The recovery of sales taxes necessary to purchase a comparable vehicle clearly falls within the literal wording of the obligation imposed upon the tortfeasor by La. Civ. Code art. 2315 to repair damages. Whether Article 2315 should be limited to exclude these particular damages, as a matter of policy, is a decision for this court. I am not persuaded by the intermediate court decisions relied upon by the majority that we should limit recovery of damages under Article 2315 to the "value"[1] of the *1237 vehicle just before the accident, and I perceive no policy reason to do so.
NOTES
[*] Marcus, J., not on panel. Rule IV, Part 2, § 3.
[1] The record contains no mention of Franklin's personal injuries or any claims that he may have pursued in that regard.
[2] The First Circuit did not elaborate on its holding and gave no basis for its conclusion on the sales tax issue.
[3] La.R.S. 22:655(D) provides:
It is also the intent of this Section that all liability policies within their terms and limits are executed for the benefit of all injured persons and their survivors or heirs to whom the insured is liable; and, that it is the purpose of all liability policies to give protection and coverage to all insureds, whether they are named insured or additional insureds under the omnibus clause, for any legal liability said insured may have as or for a tort-feasor within the terms and limits of said policy.
[4] Because of our determination of this issue in the context of legal subrogation, we do not comment on State Farm's reliance on the language of its insurance policy as authority for the proposition that it owed sales tax to its insured.

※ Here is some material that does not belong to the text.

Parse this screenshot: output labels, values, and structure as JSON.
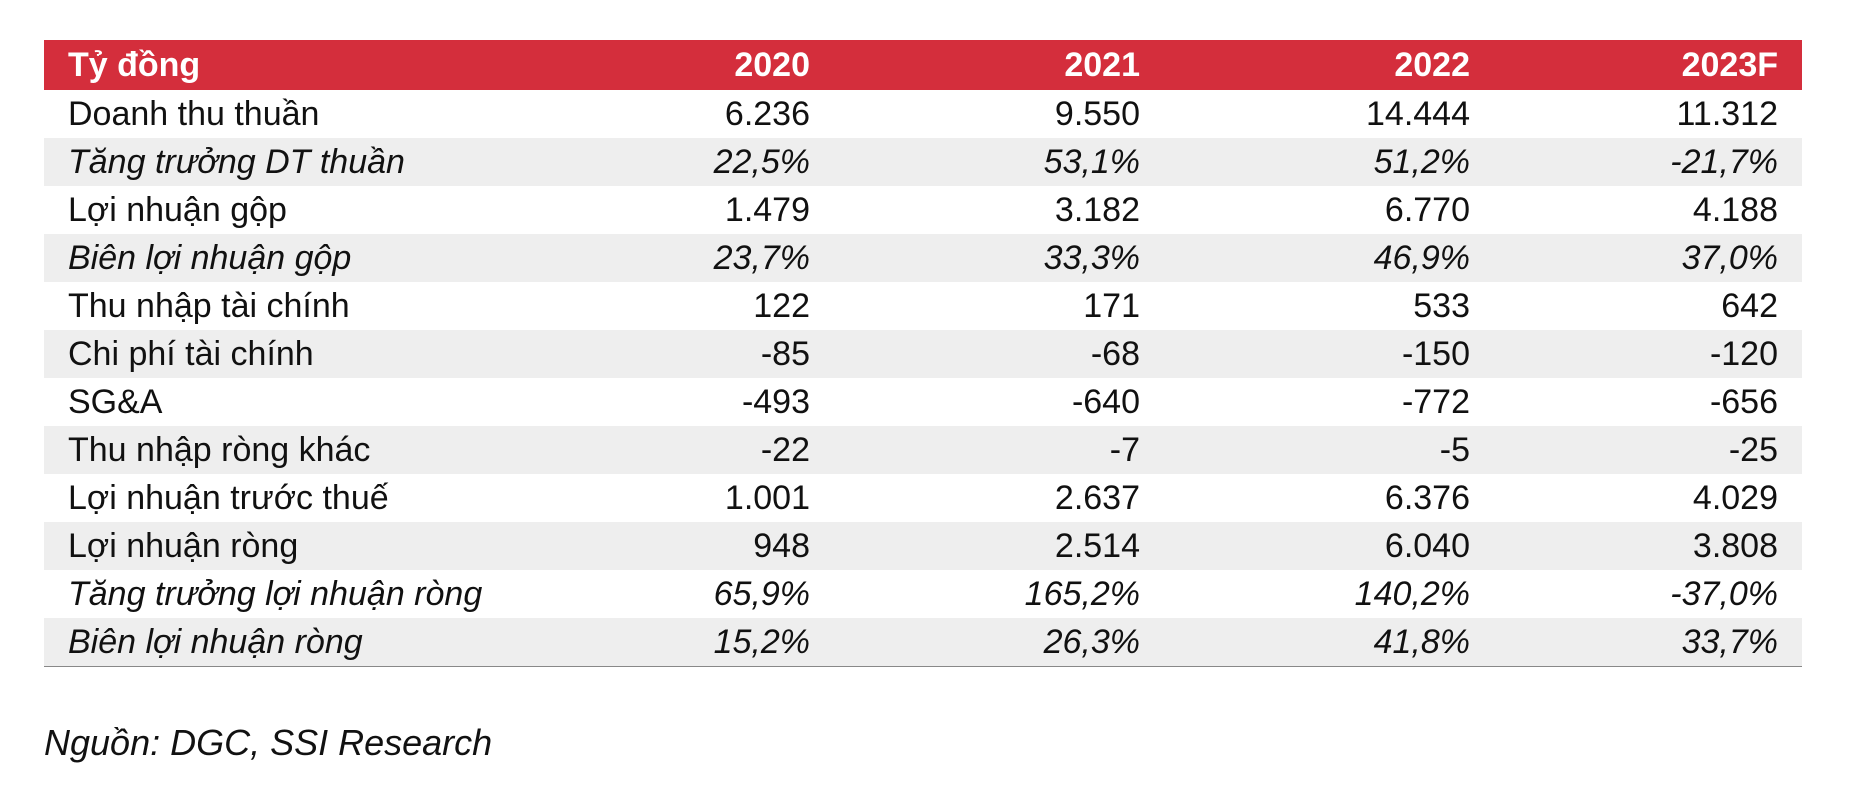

[5] Although this is the general rule, when a part of the purchase price is represented by a vehicle traded in, the sales or use tax is payable on the total purchase price, less the market value of the trade-in. La.R.S. 47:305 C(1). Similarly, rebates and cash discounts offered by either the dealer or the manufacturer reduce the sale price subject to sales or use tax. La.R.S. 47:301(3)(e), 301(13)(b).
[6] If replacement were jurisprudentially required, this would give rise to an event or transaction which would, by operation of law, give rise to liability for the payment of sales tax. However, such is not the case.

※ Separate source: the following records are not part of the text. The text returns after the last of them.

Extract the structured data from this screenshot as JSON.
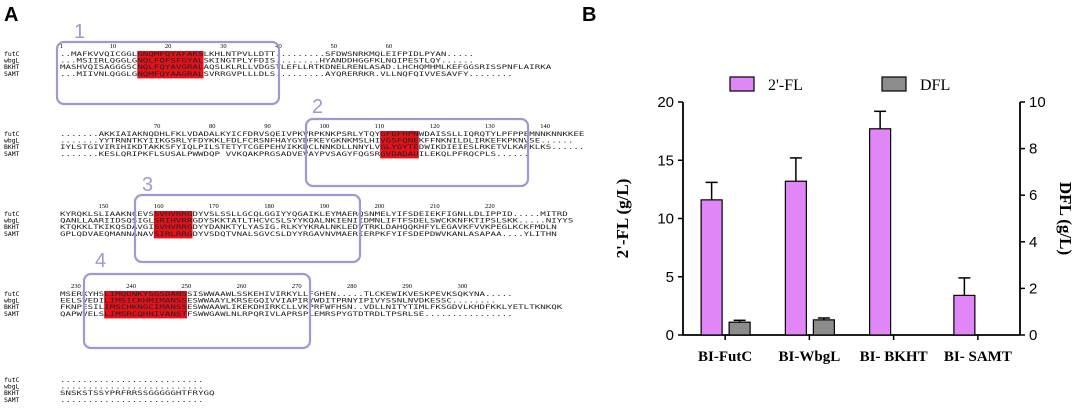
{
  "panels": {
    "a": "A",
    "b": "B"
  },
  "alignment": {
    "species": [
      "futC",
      "wbgL",
      "BKHT",
      "SAMT"
    ],
    "blocks": [
      {
        "ruler": [
          {
            "n": "1",
            "col": 1
          },
          {
            "n": "10",
            "col": 10
          },
          {
            "n": "20",
            "col": 20
          },
          {
            "n": "30",
            "col": 30
          },
          {
            "n": "40",
            "col": 40
          },
          {
            "n": "50",
            "col": 50
          },
          {
            "n": "60",
            "col": 60
          }
        ],
        "rows": [
          "..MAFKVVQICGGLGNQMFQYAFAKSLKHLNTPVLLDTT.........SFDWSNRKMQLEIFPIDLPYAN.....",
          "...MSIIRLQGGLGNQLFQFSFGYALSKINGTPLYFDIS........HYANDDHGGFKLNQIPESTLQY......",
          "MASHVQISAGGGSCNQLFQYAVGRALAQSLKLRLLVDGSTLEFLLRTKDNELRENLASAD.LHCHQMHMLKEFGGSRISSPNFLAIRKA",
          "...MIIVNLQGGLGNQMFQYAAGRALSVRRGVPLLLDLS.........AYQRERRKR.VLLNQFQIVVESAVFY........"
        ],
        "box": "1"
      },
      {
        "ruler": [
          {
            "n": "70",
            "col": 18
          },
          {
            "n": "80",
            "col": 28
          },
          {
            "n": "90",
            "col": 38
          },
          {
            "n": "100",
            "col": 48
          },
          {
            "n": "110",
            "col": 58
          },
          {
            "n": "120",
            "col": 68
          },
          {
            "n": "130",
            "col": 78
          },
          {
            "n": "140",
            "col": 88
          }
        ],
        "rows": [
          ".......AKKIAIAKNQDHLFKLVDADALKYICFDRVSQEIVPKVRPKNKPSRLYTQYGFDFHPNWDAISSLLIQRQTYLPFPPEMNNKNNKKEE",
          ".......YYTRNNTKYIIKGSRLYFDYKKLFDLFCRSNFHAYGYDFKEYGKNKMSLHIVGSFQNEKFFNKNILDLIRKEFKPKNVSE......",
          "IYLSTGIVIRIHIKDTAKKSFYIQLPILSTETYTCGEPEHVIKKDCLNNKDLLNNYLVGLYGYTEDWIKDIEIESLRKETVLKAPKLKS......",
          ".......KESLQRIPKFLSUSALPWWDQP VVKQAKPRGSADVEVAYPVSAGYFQGSRGVDADAUILEKQLPFRQCPLS......"
        ],
        "box": "2"
      },
      {
        "ruler": [
          {
            "n": "150",
            "col": 8
          },
          {
            "n": "160",
            "col": 18
          },
          {
            "n": "170",
            "col": 28
          },
          {
            "n": "180",
            "col": 38
          },
          {
            "n": "190",
            "col": 48
          },
          {
            "n": "200",
            "col": 58
          },
          {
            "n": "210",
            "col": 68
          },
          {
            "n": "220",
            "col": 78
          }
        ],
        "rows": [
          "KYRQKLSLIAAKNCEVSSVHVRRGDYVSLSSLLGCQLGGIYYQGAIKLEYMAERQSNMELYIFSDEIEKFIGNLLDLIPPID.....MITRD",
          "QANLLAARIIDSQSIGLSRIHVRRGDYSKKTATLTHCVCSLSYYKQALNKIENIIDMNLIFTFSDELSWCKKNFKTIPSLSKK.....NIYYS",
          "KTQKKLTKIKQSDAVGISVHVRRGDYYDANKTYLYASIG.RLKYYKRALNKLEDVTRKLDAHQQKHFYLEGAVKFVVKPEGLKCKFMDLN",
          "GPLQDVAEQMANNANAVSIRLRRGDYVSDQTVNALSGVCSLDYYRGAVNVMAERIERPKFYIFSDEPDWVKANLASAPAA....YLITHN"
        ],
        "box": "3"
      },
      {
        "ruler": [
          {
            "n": "230",
            "col": 3
          },
          {
            "n": "240",
            "col": 13
          },
          {
            "n": "250",
            "col": 23
          },
          {
            "n": "260",
            "col": 33
          },
          {
            "n": "270",
            "col": 43
          },
          {
            "n": "280",
            "col": 53
          },
          {
            "n": "290",
            "col": 63
          },
          {
            "n": "300",
            "col": 73
          }
        ],
        "rows": [
          "MSERKYHSLIMQDNKYSGSDANSSISWWAAWLSSKEHIVIRKYLLFGHEN.....TLCKEWIKVESKPEVKSQKYNA.....",
          "EELSVEDILIMSICKHMIMANSSESWWAAYLKRSEGQIVVIAPIRYWDITPRNYIPIVYSSNLNVDKESSC........",
          "FKNPESILIMSCHKNGCIMANSSESWWAAWLIKEKDHIRKCLLVKPRFWFHSN..VDLLNITYTIMLFKSGDVLKHDFKKLYETLTKNKQK",
          "QAPWVELSLIMSRCQHNIVANSTFSWWGAWLNLRPQRIVLAPRSPLEMRSPYGTDTRDLTPSRLSE................"
        ],
        "box": "4"
      },
      {
        "ruler": [],
        "rows": [
          "..........................",
          "..........................",
          "SNSKSTSSYPRFRRSSGGGGGHTFRYGQ",
          ".........................."
        ],
        "box": ""
      }
    ]
  },
  "chart_data": {
    "type": "bar",
    "categories": [
      "BI-FutC",
      "BI-WbgL",
      "BI- BKHT",
      "BI- SAMT"
    ],
    "series": [
      {
        "name": "2'-FL",
        "axis": "left",
        "color": "#e186f7",
        "values": [
          11.6,
          13.2,
          17.7,
          3.4
        ],
        "errors": [
          1.5,
          2.0,
          1.5,
          1.5
        ]
      },
      {
        "name": "DFL",
        "axis": "right",
        "color": "#8c8c8c",
        "values": [
          0.55,
          0.65,
          0,
          0
        ],
        "errors": [
          0.08,
          0.08,
          0,
          0
        ]
      }
    ],
    "ylabel": "2'-FL (g/L)",
    "y2label": "DFL (g/L)",
    "ylim": [
      0,
      20
    ],
    "y2lim": [
      0,
      10
    ],
    "yticks": [
      0,
      5,
      10,
      15,
      20
    ],
    "y2ticks": [
      0,
      2,
      4,
      6,
      8,
      10
    ],
    "legend_position": "top",
    "grid": false
  }
}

[7] The thrust of the Roman Catholic Church decision was to insure the compensation of the victim to the full extent of his loss. Although the case involves immovable property and frowns upon the use of an arbitrary formula in the assessment of property damage, the utilization of such a formula for the preaccident valuation of the movable property in the present case (value of the vehicle just before the accident, less its salvage value) does not undermine the assessment of the loss suffered. Reference to the age and condition of a totaled vehicle is tailored to the specific facts and circumstances presented, constitutes a highly workable methodology for making good the victim's loss, and yields full compensation for the loss.
[8] La.R.S. 22:655(D) further recognizes that although all liability policies are "executed for the benefit of all injured persons," such public policy is subject "to the terms and limits of said policy."
[1] The term "value" has different meanings in different contexts. The "value" of a vehicle to the tort victim who has to purchase it (by paying the sales price plus tax) to replace the vehicle destroyed by the tortfeasor is different from the "value" of the same vehicle to the person who sells it to the tort victim (and receives only the sales price).
In my view, the "value" of the destroyed vehicle, at the time just prior to the accident when the tort victim had no intention of selling it, has little relevance in determining reparation for tort-caused damages.